Biden to divert $30 billion in farm bailouts to experimental carbon capture programs

President Joe Biden’s frenzy to reverse virtually every decision Donald Trump made in office could soon target America’s farmers.

As part of his climate change agenda, Biden is looking at diverting some $30 billion in farm bailouts to invest in experimental carbon capture programs, Politico reported.

Divert farm bailout money

The money comes from an institution called the Commodity Credit Corp, which was established to help farmers weather the Great Depression.

President Trump retooled it to help farmers struggling through his trade war with China.
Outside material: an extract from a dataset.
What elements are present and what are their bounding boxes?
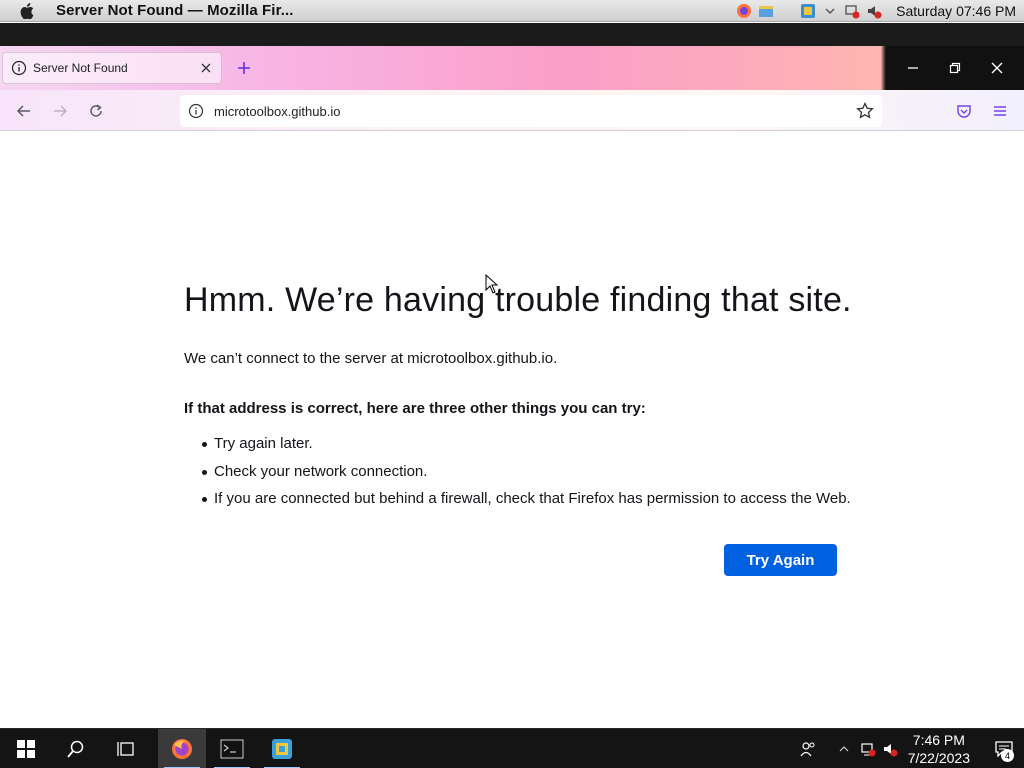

The fund has a $30 billion annual borrowing limit.

Biden’s nominee to lead the Agriculture Department, Tom Vilsack, has made clear that fighting climate change will be a top priority for the USDA, and he plans to conscript farmers in the effort.

In view of that, Biden’s team is looking at using funds from the CCC for a “carbon bank” that would pay farmers to sequester carbon.
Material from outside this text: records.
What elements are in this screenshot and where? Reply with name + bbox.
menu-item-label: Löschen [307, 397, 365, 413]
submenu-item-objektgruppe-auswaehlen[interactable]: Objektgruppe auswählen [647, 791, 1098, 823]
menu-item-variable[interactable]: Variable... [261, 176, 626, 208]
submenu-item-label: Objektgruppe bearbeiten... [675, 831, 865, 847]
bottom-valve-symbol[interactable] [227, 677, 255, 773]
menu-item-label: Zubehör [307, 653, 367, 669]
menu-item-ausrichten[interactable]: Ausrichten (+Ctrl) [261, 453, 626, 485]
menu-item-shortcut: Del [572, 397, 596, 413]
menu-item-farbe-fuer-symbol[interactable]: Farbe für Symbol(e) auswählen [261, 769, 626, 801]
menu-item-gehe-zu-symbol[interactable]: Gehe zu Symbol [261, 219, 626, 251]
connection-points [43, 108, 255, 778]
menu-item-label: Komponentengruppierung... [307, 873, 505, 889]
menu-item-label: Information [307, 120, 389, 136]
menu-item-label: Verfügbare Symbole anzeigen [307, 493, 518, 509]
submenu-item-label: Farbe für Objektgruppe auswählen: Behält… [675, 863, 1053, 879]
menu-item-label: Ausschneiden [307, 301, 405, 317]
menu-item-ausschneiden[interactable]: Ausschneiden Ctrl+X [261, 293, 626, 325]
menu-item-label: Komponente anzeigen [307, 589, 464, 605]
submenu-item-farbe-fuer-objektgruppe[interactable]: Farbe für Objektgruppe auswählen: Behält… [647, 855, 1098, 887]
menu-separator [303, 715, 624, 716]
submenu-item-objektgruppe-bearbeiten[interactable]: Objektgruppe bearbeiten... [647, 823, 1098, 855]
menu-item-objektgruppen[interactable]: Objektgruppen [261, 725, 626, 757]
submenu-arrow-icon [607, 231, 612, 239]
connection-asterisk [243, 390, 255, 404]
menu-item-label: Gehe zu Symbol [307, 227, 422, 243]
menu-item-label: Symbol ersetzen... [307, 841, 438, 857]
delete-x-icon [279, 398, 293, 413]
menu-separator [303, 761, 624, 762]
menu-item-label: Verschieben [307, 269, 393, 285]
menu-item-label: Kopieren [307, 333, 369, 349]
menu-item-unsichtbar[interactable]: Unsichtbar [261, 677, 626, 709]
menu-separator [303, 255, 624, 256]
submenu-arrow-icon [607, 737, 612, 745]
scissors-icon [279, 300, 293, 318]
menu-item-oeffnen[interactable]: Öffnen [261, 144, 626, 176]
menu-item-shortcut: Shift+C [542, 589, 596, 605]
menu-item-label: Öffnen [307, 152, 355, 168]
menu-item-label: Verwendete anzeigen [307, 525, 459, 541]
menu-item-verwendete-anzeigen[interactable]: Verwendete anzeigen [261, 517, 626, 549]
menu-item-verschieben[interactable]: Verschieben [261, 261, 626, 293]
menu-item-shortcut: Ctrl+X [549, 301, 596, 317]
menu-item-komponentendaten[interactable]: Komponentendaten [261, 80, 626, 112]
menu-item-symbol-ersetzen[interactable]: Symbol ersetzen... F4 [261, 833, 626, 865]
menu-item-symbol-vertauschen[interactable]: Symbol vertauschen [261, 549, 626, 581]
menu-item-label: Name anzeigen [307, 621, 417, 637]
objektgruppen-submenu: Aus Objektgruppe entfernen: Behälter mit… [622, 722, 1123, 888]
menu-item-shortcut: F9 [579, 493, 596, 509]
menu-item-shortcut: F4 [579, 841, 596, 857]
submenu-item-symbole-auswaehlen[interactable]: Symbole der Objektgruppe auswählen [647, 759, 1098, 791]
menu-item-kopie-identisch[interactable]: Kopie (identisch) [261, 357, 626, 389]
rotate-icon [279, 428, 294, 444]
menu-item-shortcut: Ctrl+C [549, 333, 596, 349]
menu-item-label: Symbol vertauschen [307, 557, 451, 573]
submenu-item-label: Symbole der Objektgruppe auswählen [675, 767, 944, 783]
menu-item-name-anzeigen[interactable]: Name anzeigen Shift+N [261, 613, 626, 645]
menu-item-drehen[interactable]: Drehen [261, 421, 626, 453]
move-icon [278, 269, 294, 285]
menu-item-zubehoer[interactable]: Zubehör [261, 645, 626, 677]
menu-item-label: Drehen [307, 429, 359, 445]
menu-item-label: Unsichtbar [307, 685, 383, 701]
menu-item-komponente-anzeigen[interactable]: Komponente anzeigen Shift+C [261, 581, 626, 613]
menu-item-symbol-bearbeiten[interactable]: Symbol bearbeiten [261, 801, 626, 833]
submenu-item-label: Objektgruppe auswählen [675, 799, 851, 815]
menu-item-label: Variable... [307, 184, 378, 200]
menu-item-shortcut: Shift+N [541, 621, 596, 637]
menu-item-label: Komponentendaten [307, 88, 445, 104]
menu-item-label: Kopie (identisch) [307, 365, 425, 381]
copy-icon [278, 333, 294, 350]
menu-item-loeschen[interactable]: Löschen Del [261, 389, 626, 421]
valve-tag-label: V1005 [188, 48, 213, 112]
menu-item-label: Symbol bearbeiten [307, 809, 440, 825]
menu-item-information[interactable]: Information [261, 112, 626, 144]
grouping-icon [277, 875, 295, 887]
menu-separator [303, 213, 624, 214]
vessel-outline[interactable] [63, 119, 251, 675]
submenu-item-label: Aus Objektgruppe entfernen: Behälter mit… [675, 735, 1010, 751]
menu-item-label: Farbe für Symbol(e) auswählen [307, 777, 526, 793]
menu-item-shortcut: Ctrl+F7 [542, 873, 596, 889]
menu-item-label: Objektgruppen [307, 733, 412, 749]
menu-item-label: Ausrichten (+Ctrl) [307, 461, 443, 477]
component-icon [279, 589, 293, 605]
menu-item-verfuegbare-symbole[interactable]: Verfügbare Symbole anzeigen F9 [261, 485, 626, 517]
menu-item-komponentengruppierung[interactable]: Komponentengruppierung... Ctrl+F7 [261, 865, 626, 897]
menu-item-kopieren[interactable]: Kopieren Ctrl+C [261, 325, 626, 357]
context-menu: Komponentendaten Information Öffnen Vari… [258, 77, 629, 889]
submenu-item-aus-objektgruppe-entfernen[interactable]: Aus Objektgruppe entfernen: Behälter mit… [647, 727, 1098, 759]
“It is a great tool for us to create the kind of structure that will inform future farm bills about what will encourage carbon sequestration, what will encourage precision agriculture, what will encourage soil health and regenerative agricultural practices,” Vilsack said.

Controversial proposal

It remains to be seen whether Vilsack has the authority to go forward — but trading direct farm aid for climate change subsidies with unclear benefits for farmers will likely prove controversial.

Skeptics say that the risks involved work to the advantage of bigger, wealthier farms and that carbon sequestration has not been proven to reduce emissions in any event. A push for a “cap-and-trade” program faltered under President Obama amid skepticism from farmers.

But Vilsack is excited about the program, which he says could establish a blueprint for future farm bills.

“I think agriculture is probably the first and best place to begin getting some wins in this climate area,” Vilsack said. “Farmers are prepared for it. Farmers are anxious to do it. If it’s voluntary, if it’s market-based, if it’s incentive-based, I think you will see farmers, ranchers, and producers cooperate extensively.”

Biden’s climate agenda has also seen the elimination of the Keystone XL pipeline and a pause on oil and gas leases, costing thousands of union jobs.